2021-03-08 11:47:03 | 山路譚




 山道をよくドライブする。
 トンネル内を走っていた時、歩道用通路にそこそこ大きな黒い塊が置かれているのを目にした。
 それが何なのかはすぐ通り過ぎてしまったのではっきり見えなかった。黒い布をかぶせていたように思えるが、それもはっきりわからない。
 誰かが置き捨てたゴミなのか、それとも凍結防止剤なのか。
 まったく何かはわからないが、誰かがうずくまっているように見えなくもなかった。
 んなことないか。
 進む道にはトンネルがいくつもあり、次のトンネルに入っても同じような塊があった。次もその次も。
 いやこれもう、真冬に向けて準備された凍結防止剤に決まりでしょ。
 そう独り言ちるも、気になるのが、その黒い塊の高さが見る度に伸びていることだ。まるでうずくまる人が立ち上がっていくかのように。
 最後のトンネルに入る。
 ずっと先にいる黒い布を被る人のようなものが遠目に見え、思わずスピードを緩めてしまった。
 激しくクラクションを鳴らしながら追い越す後続車に瞬間気を取られ、視線を戻した時にはトンネル内にもう何もいなかった。


山路譚【きょうも山道を走るのだ・3】

2021-03-08 11:39:28 | 山路譚




 山道をよくドライブする。
 昼間でも深夜でも、どこの山道を通っていても今まで怪異に出会ったことはない。
 だが、「ん?」というようなことは多々ある。

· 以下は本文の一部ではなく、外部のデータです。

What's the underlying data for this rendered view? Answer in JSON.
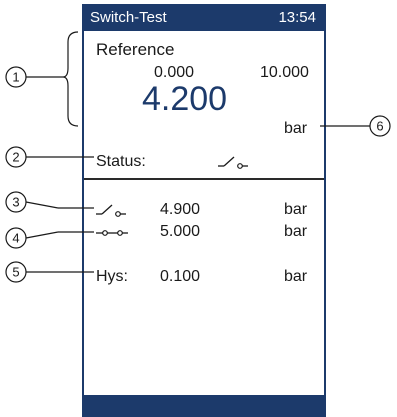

気のせい、目の錯覚、そう言ってしまえばそれまでだが、さっきのは何だったのだろうと後々まで気になって仕方ない。あの時あの場で確かめておけばよかったと後悔するが、もしそうしていたら無事では済まない怪異に出会っていたかもしれない。
 ドライブコースのほとんどが心霊スポットと呼ばれる場所のある地域を通る。知って通っていたわけでなく、後になってそこがそう呼ばれていると知るのだが、すぐそばを通っていたと思うと感慨深い。
 だからと言って、明らかな怪異に出会うことはないだろうが。

               *

 山中には殺人事件の遺体遺棄現場もあり――後に心霊スポットになっている――やはりこれも知っていて走るわけでなく、こちらのほうのドライブコースに遺体を遺棄する事件が発生するのだ。山中はいろんな意味で怖い場所だと痛感する。
 だが、ドライブし始めた頃は狭く険しかった山道も今や広くきれいに整備されずいぶん走りやすくなった。その分、怪しさは薄れた。
 最近、家の近くで今までいなかったカラスを見かける。付近の自然が開発され消えてなくなったからだろう。
 深い山も開発され、畏怖が消えた時、追われた怪異が街に流出するのはもうすぐかもしれない。